Tamponi dai medici di famiglia, si spacca il fronte dei sindacati - QdS

Tamponi dai medici di famiglia, si spacca il fronte dei sindacati

redazione

Tamponi dai medici di famiglia, si spacca il fronte dei sindacati

mercoledì 28 Ottobre 2020

L’accordo collettivo nazionale siglato soltanto dalla Fimmg, dubbi dalle altre sigle sulla sicurezza di operatori sanitari e cittadini. Andrea Filippi (Fp Cgil): “Ogni singolo professionista potrà fare un solo tampone al giorno”

ROMA – I medici di famiglia potranno eseguire tamponi rapidi nel proprio studio, ma un coro di polemiche ha subito sommerso l’accordo collettivo nazionale (stralcio) che martedì sera è stato siglato soltanto dalla Fimmg (la Federazione nazionale dei medici di medicina generale). Le altre sigle sindacali (Sindacato nazionale autonomo dei medici Italiani-Snami, Intesa sindacale e Sindacato medici italiani-Smi) non hanno firmato ritenendo che l’intesa – raggiunta dalla Sisac (la Struttura interregionale sanitari convenzionati), sviluppata sulla base di un indirizzo della Conferenza Stato-Regioni – “non garantisca la sicurezza dei cittadini e degli operatori sanitari”.

L’accordo, però, è ormai stato sottoscrittoe per garantirne la piena operatività è stato inserito nel Decreto Ristori un finanziamento di 30 milioni di euro, con il quale si andrà a coprire il “ticket” riconosciuto ai medici di base: 18 euro al professionista per ogni tampone fatto nel suo studio e 12 euro se il test viene somministrato in una struttura della Asl. Soldi che dunque non dovranno sborsare i pazienti, in quanto il costo sarà interamente a carico dello Stato.

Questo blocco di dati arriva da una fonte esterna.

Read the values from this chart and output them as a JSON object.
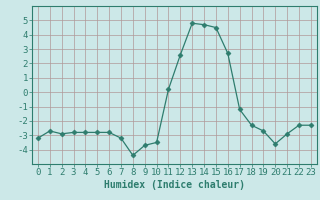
{
  "x": [
    0,
    1,
    2,
    3,
    4,
    5,
    6,
    7,
    8,
    9,
    10,
    11,
    12,
    13,
    14,
    15,
    16,
    17,
    18,
    19,
    20,
    21,
    22,
    23
  ],
  "y": [
    -3.2,
    -2.7,
    -2.9,
    -2.8,
    -2.8,
    -2.8,
    -2.8,
    -3.2,
    -4.4,
    -3.7,
    -3.5,
    0.2,
    2.6,
    4.8,
    4.7,
    4.5,
    2.7,
    -1.2,
    -2.3,
    -2.7,
    -3.6,
    -2.9,
    -2.3,
    -2.3
  ],
  "xlabel": "Humidex (Indice chaleur)",
  "ylim": [
    -5,
    6
  ],
  "xlim": [
    -0.5,
    23.5
  ],
  "yticks": [
    -4,
    -3,
    -2,
    -1,
    0,
    1,
    2,
    3,
    4,
    5
  ],
  "xticks": [
    0,
    1,
    2,
    3,
    4,
    5,
    6,
    7,
    8,
    9,
    10,
    11,
    12,
    13,
    14,
    15,
    16,
    17,
    18,
    19,
    20,
    21,
    22,
    23
  ],
  "line_color": "#2e7d6e",
  "marker": "D",
  "marker_size": 2.5,
  "bg_color": "#cce8e8",
  "grid_color": "#b09898",
  "xlabel_fontsize": 7,
  "tick_fontsize": 6.5,
  "linewidth": 0.9
}
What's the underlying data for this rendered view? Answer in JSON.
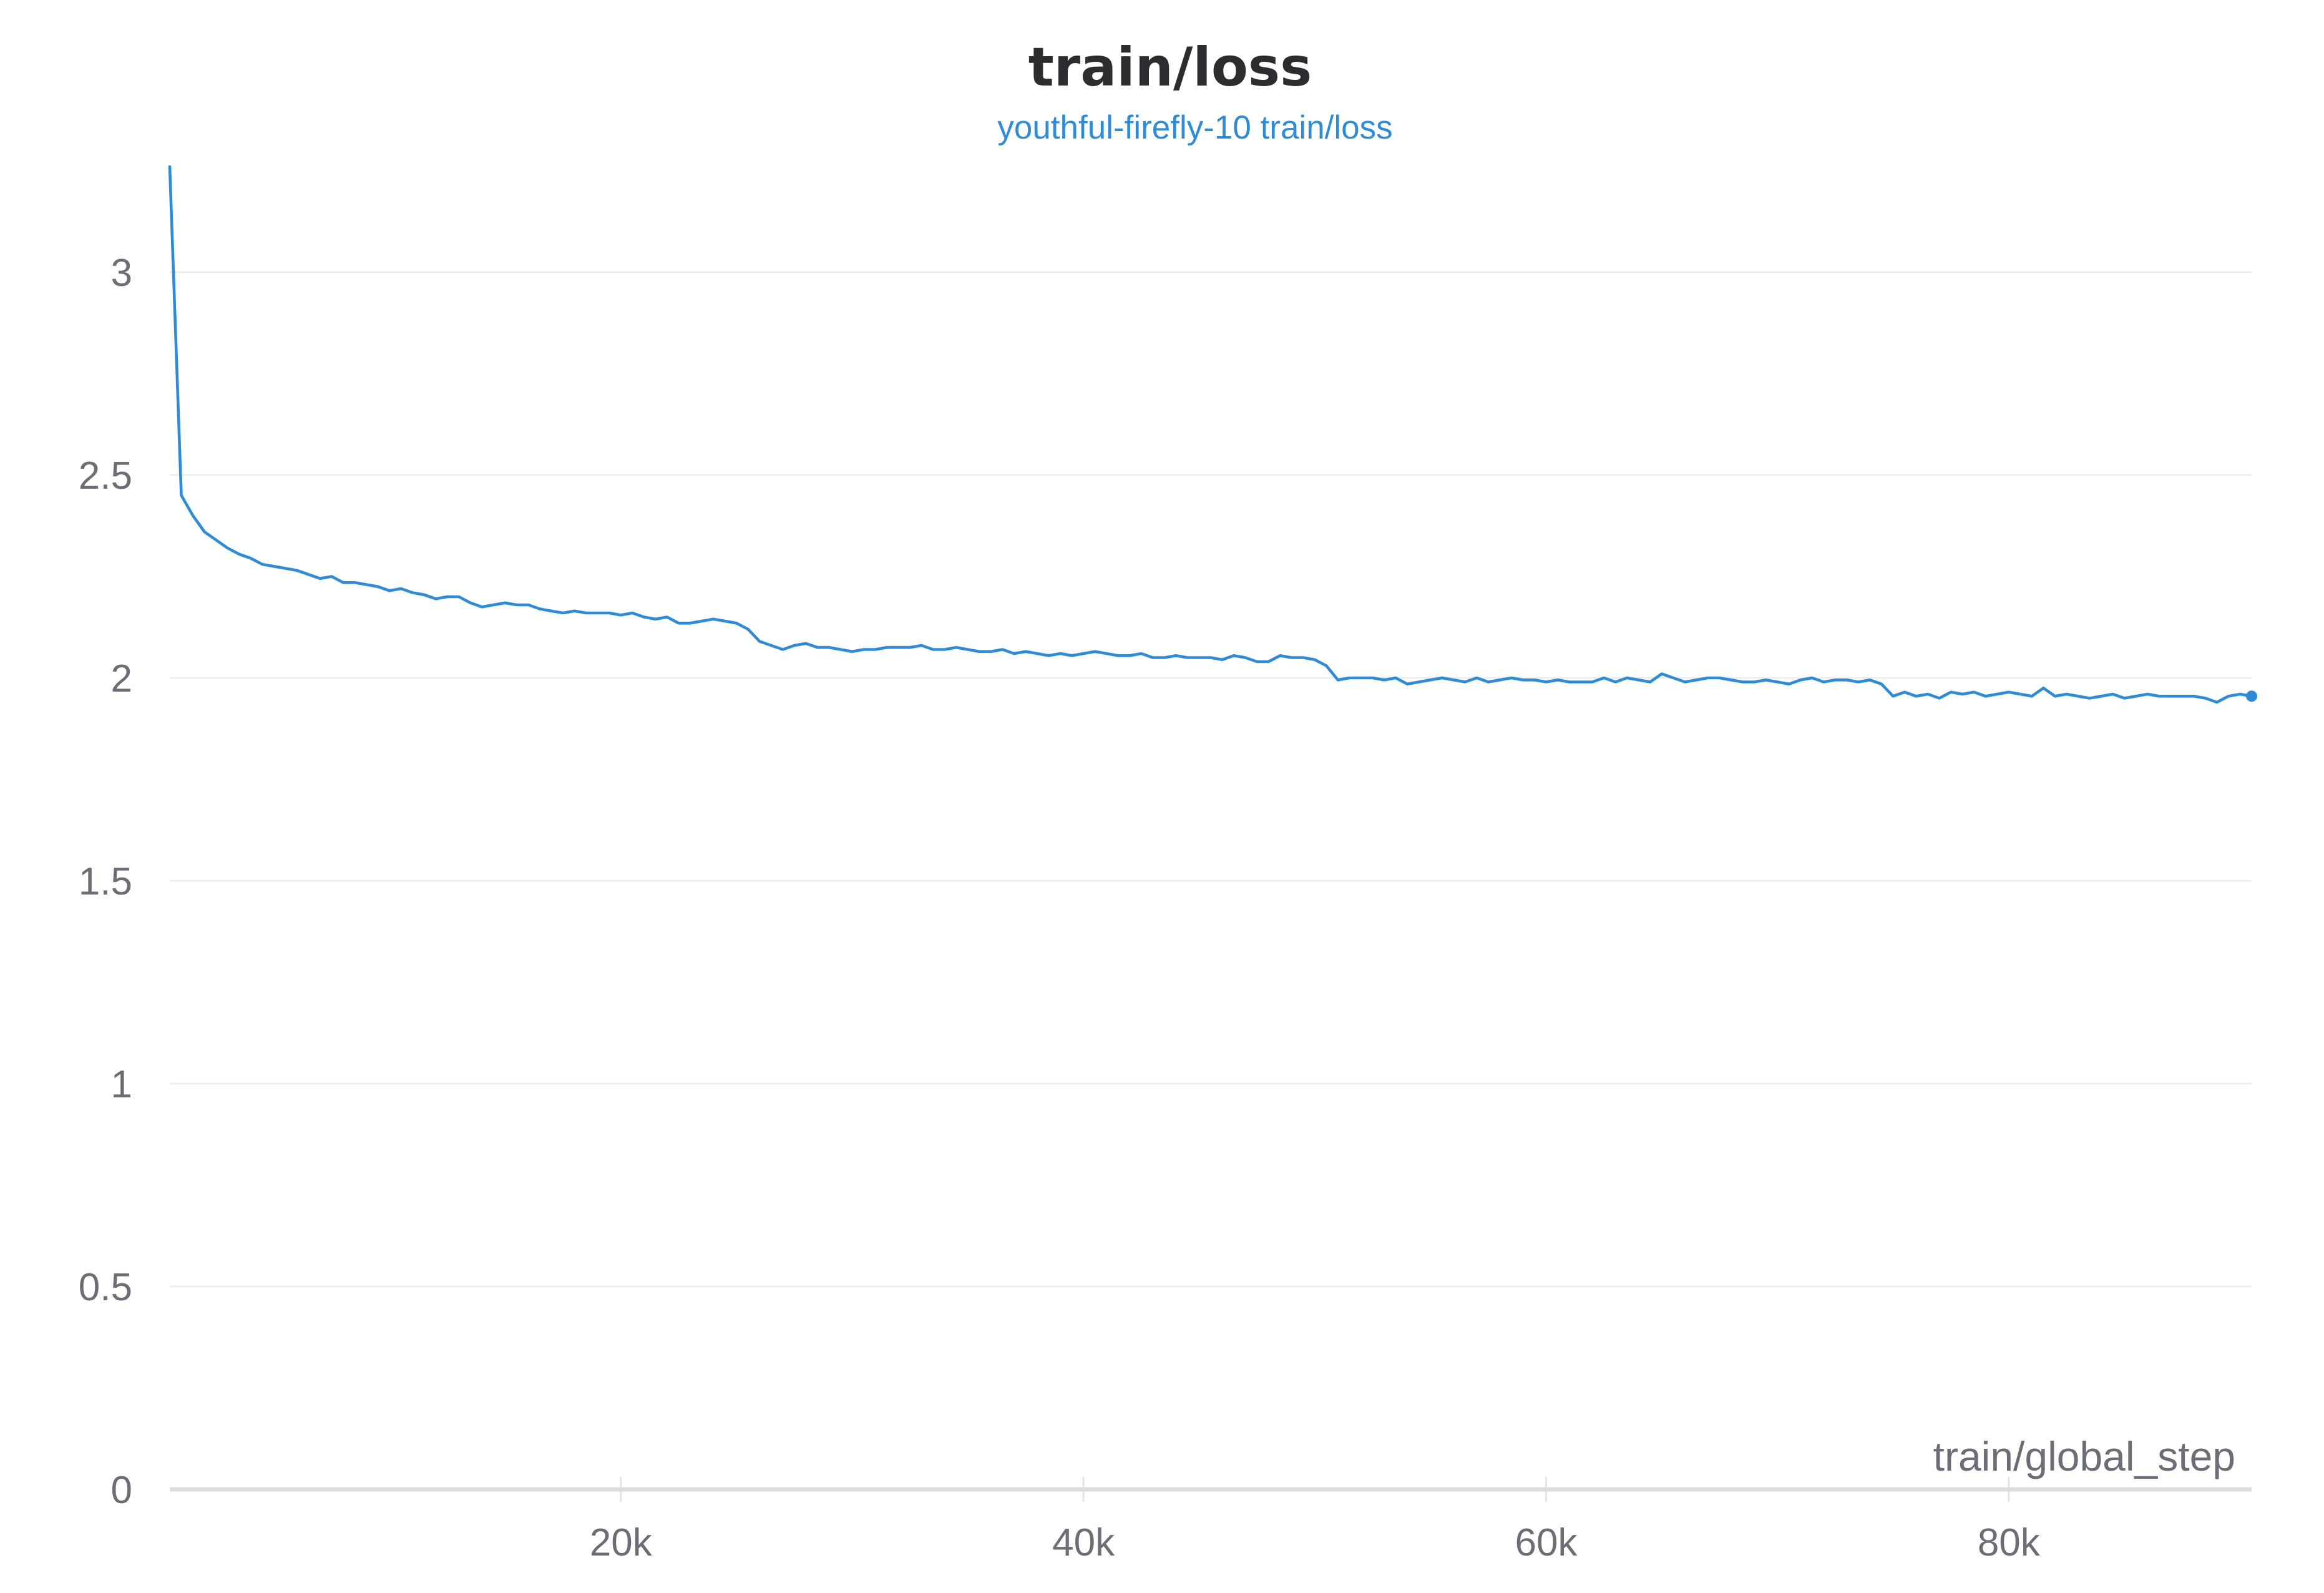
{
  "chart_data": {
    "type": "line",
    "title": "train/loss",
    "subtitle": "youthful-firefly-10 train/loss",
    "xlabel": "train/global_step",
    "ylabel": "",
    "xlim": [
      500,
      90500
    ],
    "ylim": [
      0,
      3.25
    ],
    "grid": true,
    "x_ticks": [
      {
        "value": 20000,
        "label": "20k"
      },
      {
        "value": 40000,
        "label": "40k"
      },
      {
        "value": 60000,
        "label": "60k"
      },
      {
        "value": 80000,
        "label": "80k"
      }
    ],
    "y_ticks": [
      {
        "value": 0,
        "label": "0"
      },
      {
        "value": 0.5,
        "label": "0.5"
      },
      {
        "value": 1,
        "label": "1"
      },
      {
        "value": 1.5,
        "label": "1.5"
      },
      {
        "value": 2,
        "label": "2"
      },
      {
        "value": 2.5,
        "label": "2.5"
      },
      {
        "value": 3,
        "label": "3"
      }
    ],
    "colors": {
      "series": "#2f8bd6"
    },
    "series": [
      {
        "points": [
          [
            500,
            3.26
          ],
          [
            1000,
            2.45
          ],
          [
            1500,
            2.4
          ],
          [
            2000,
            2.36
          ],
          [
            2500,
            2.34
          ],
          [
            3000,
            2.32
          ],
          [
            3500,
            2.305
          ],
          [
            4000,
            2.295
          ],
          [
            4500,
            2.28
          ],
          [
            5000,
            2.275
          ],
          [
            5500,
            2.27
          ],
          [
            6000,
            2.265
          ],
          [
            6500,
            2.255
          ],
          [
            7000,
            2.245
          ],
          [
            7500,
            2.25
          ],
          [
            8000,
            2.235
          ],
          [
            8500,
            2.235
          ],
          [
            9000,
            2.23
          ],
          [
            9500,
            2.225
          ],
          [
            10000,
            2.215
          ],
          [
            10500,
            2.22
          ],
          [
            11000,
            2.21
          ],
          [
            11500,
            2.205
          ],
          [
            12000,
            2.195
          ],
          [
            12500,
            2.2
          ],
          [
            13000,
            2.2
          ],
          [
            13500,
            2.185
          ],
          [
            14000,
            2.175
          ],
          [
            14500,
            2.18
          ],
          [
            15000,
            2.185
          ],
          [
            15500,
            2.18
          ],
          [
            16000,
            2.18
          ],
          [
            16500,
            2.17
          ],
          [
            17000,
            2.165
          ],
          [
            17500,
            2.16
          ],
          [
            18000,
            2.165
          ],
          [
            18500,
            2.16
          ],
          [
            19000,
            2.16
          ],
          [
            19500,
            2.16
          ],
          [
            20000,
            2.155
          ],
          [
            20500,
            2.16
          ],
          [
            21000,
            2.15
          ],
          [
            21500,
            2.145
          ],
          [
            22000,
            2.15
          ],
          [
            22500,
            2.135
          ],
          [
            23000,
            2.135
          ],
          [
            23500,
            2.14
          ],
          [
            24000,
            2.145
          ],
          [
            24500,
            2.14
          ],
          [
            25000,
            2.135
          ],
          [
            25500,
            2.12
          ],
          [
            26000,
            2.09
          ],
          [
            26500,
            2.08
          ],
          [
            27000,
            2.07
          ],
          [
            27500,
            2.08
          ],
          [
            28000,
            2.085
          ],
          [
            28500,
            2.075
          ],
          [
            29000,
            2.075
          ],
          [
            29500,
            2.07
          ],
          [
            30000,
            2.065
          ],
          [
            30500,
            2.07
          ],
          [
            31000,
            2.07
          ],
          [
            31500,
            2.075
          ],
          [
            32000,
            2.075
          ],
          [
            32500,
            2.075
          ],
          [
            33000,
            2.08
          ],
          [
            33500,
            2.07
          ],
          [
            34000,
            2.07
          ],
          [
            34500,
            2.075
          ],
          [
            35000,
            2.07
          ],
          [
            35500,
            2.065
          ],
          [
            36000,
            2.065
          ],
          [
            36500,
            2.07
          ],
          [
            37000,
            2.06
          ],
          [
            37500,
            2.065
          ],
          [
            38000,
            2.06
          ],
          [
            38500,
            2.055
          ],
          [
            39000,
            2.06
          ],
          [
            39500,
            2.055
          ],
          [
            40000,
            2.06
          ],
          [
            40500,
            2.065
          ],
          [
            41000,
            2.06
          ],
          [
            41500,
            2.055
          ],
          [
            42000,
            2.055
          ],
          [
            42500,
            2.06
          ],
          [
            43000,
            2.05
          ],
          [
            43500,
            2.05
          ],
          [
            44000,
            2.055
          ],
          [
            44500,
            2.05
          ],
          [
            45000,
            2.05
          ],
          [
            45500,
            2.05
          ],
          [
            46000,
            2.045
          ],
          [
            46500,
            2.055
          ],
          [
            47000,
            2.05
          ],
          [
            47500,
            2.04
          ],
          [
            48000,
            2.04
          ],
          [
            48500,
            2.055
          ],
          [
            49000,
            2.05
          ],
          [
            49500,
            2.05
          ],
          [
            50000,
            2.045
          ],
          [
            50500,
            2.03
          ],
          [
            51000,
            1.995
          ],
          [
            51500,
            2.0
          ],
          [
            52000,
            2.0
          ],
          [
            52500,
            2.0
          ],
          [
            53000,
            1.995
          ],
          [
            53500,
            2.0
          ],
          [
            54000,
            1.985
          ],
          [
            54500,
            1.99
          ],
          [
            55000,
            1.995
          ],
          [
            55500,
            2.0
          ],
          [
            56000,
            1.995
          ],
          [
            56500,
            1.99
          ],
          [
            57000,
            2.0
          ],
          [
            57500,
            1.99
          ],
          [
            58000,
            1.995
          ],
          [
            58500,
            2.0
          ],
          [
            59000,
            1.995
          ],
          [
            59500,
            1.995
          ],
          [
            60000,
            1.99
          ],
          [
            60500,
            1.995
          ],
          [
            61000,
            1.99
          ],
          [
            61500,
            1.99
          ],
          [
            62000,
            1.99
          ],
          [
            62500,
            2.0
          ],
          [
            63000,
            1.99
          ],
          [
            63500,
            2.0
          ],
          [
            64000,
            1.995
          ],
          [
            64500,
            1.99
          ],
          [
            65000,
            2.01
          ],
          [
            65500,
            2.0
          ],
          [
            66000,
            1.99
          ],
          [
            66500,
            1.995
          ],
          [
            67000,
            2.0
          ],
          [
            67500,
            2.0
          ],
          [
            68000,
            1.995
          ],
          [
            68500,
            1.99
          ],
          [
            69000,
            1.99
          ],
          [
            69500,
            1.995
          ],
          [
            70000,
            1.99
          ],
          [
            70500,
            1.985
          ],
          [
            71000,
            1.995
          ],
          [
            71500,
            2.0
          ],
          [
            72000,
            1.99
          ],
          [
            72500,
            1.995
          ],
          [
            73000,
            1.995
          ],
          [
            73500,
            1.99
          ],
          [
            74000,
            1.995
          ],
          [
            74500,
            1.985
          ],
          [
            75000,
            1.955
          ],
          [
            75500,
            1.965
          ],
          [
            76000,
            1.955
          ],
          [
            76500,
            1.96
          ],
          [
            77000,
            1.95
          ],
          [
            77500,
            1.965
          ],
          [
            78000,
            1.96
          ],
          [
            78500,
            1.965
          ],
          [
            79000,
            1.955
          ],
          [
            79500,
            1.96
          ],
          [
            80000,
            1.965
          ],
          [
            80500,
            1.96
          ],
          [
            81000,
            1.955
          ],
          [
            81500,
            1.975
          ],
          [
            82000,
            1.955
          ],
          [
            82500,
            1.96
          ],
          [
            83000,
            1.955
          ],
          [
            83500,
            1.95
          ],
          [
            84000,
            1.955
          ],
          [
            84500,
            1.96
          ],
          [
            85000,
            1.95
          ],
          [
            85500,
            1.955
          ],
          [
            86000,
            1.96
          ],
          [
            86500,
            1.955
          ],
          [
            87000,
            1.955
          ],
          [
            87500,
            1.955
          ],
          [
            88000,
            1.955
          ],
          [
            88500,
            1.95
          ],
          [
            89000,
            1.94
          ],
          [
            89500,
            1.955
          ],
          [
            90000,
            1.96
          ],
          [
            90500,
            1.955
          ]
        ]
      }
    ]
  }
}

Ai medici generici, inoltre, verranno forniti i dispositivi di sicurezza da indossare ogni volta che entreranno in contatto con un caso sospetto di Covid.

“In questa fase emergenziale – spiega il presidente del Comitato di Settore Regioni Sanità, Davide Caparini, – è fondamentale assicurare un’assistenza territoriale che sia presente con tutte le sue forze. Grazie al coinvolgimento della medicina del territorio, i medici di medicina generale e i pediatri assumono così un ruolo ancora più attivo nel contrasto alla pandemia. L’obiettivo è di ridurre la pressione sui presidi ospedalieri e sulle strutture sanitarie e diminuire le occasioni di esposizione al rischio contagio”.

“E’ una risposta importante – sottolinea Stefano Bonaccini, presidente della Conferenza delle Regioni – che i medici di medicina generale e i pediatri di libera scelta hanno dato al Paese contribuendo a migliorare il processo di presa in cura dei pazienti attraverso l’erogazione di un numero maggiore di servizi di diagnostica di primo livello e attraverso l’effettuazione dei tamponi antigenici rapidi per tutto il periodo dell’emergenza”.

“Ora il nostro Paese ha un strumento in più da utilizzare per contrastare la diffusione del Covid-19. Si allarga così in modo sempre più capillare – dice ancora Bonaccini – la campagna di prevenzione e di contrasto della pandemia. Ormai su larga scala sono coinvolte diverse categorie di operatori sanitari, che meritano sempre il nostro ringraziamento per la loro professionalità e dedizione”.

Di tutt’altro avviso, il segretario nazionale della Smi, Pina Onori, secondo la quale “tenuto conto che è stato finanziato 1 milione e mezzo di tamponi ci è sembrato che la percentuale non incida. Ma incide invece sulla sicurezza degli studi medici e dei cittadini”.

Critica anche la Fp Cgil medici secondo cui l’accordo non è stato frutto di una trattativa, ma “la presa d’atto di qualcosa che era già stato concordato”. Inoltre: “Due milioni di test da distribuire entro fine anno a 53 mila medici di famiglia su tutto il territorio nazionale significa che ogni singolo professionista farà 1 solo tampone al giorno. Ci si chiede se valeva per davvero la pena di organizzare tutto questo per un risultato così piccolo”, dice il segretario nazionale Andrea Filippi.

Sull’argomento è intervenuto anche il presidente della Fondazione Gimbe, Nino Cartabellotta: “Al di là della effettiva disponibilità dei tamponi rapidi, diverse difficoltà ostacolano il loro immediato utilizzo negli ambulatori di medici e pediatri di famiglia, spesso strutturalmente inadeguati a garantire percorsi dedicati per sospetti casi Covid. Peraltro è necessario un adeguato training dei professionisti coinvolti nell’esecuzione dei test, perché la probabilità di risultati falsamente negativi al tampone aumenta in mani non esperte.”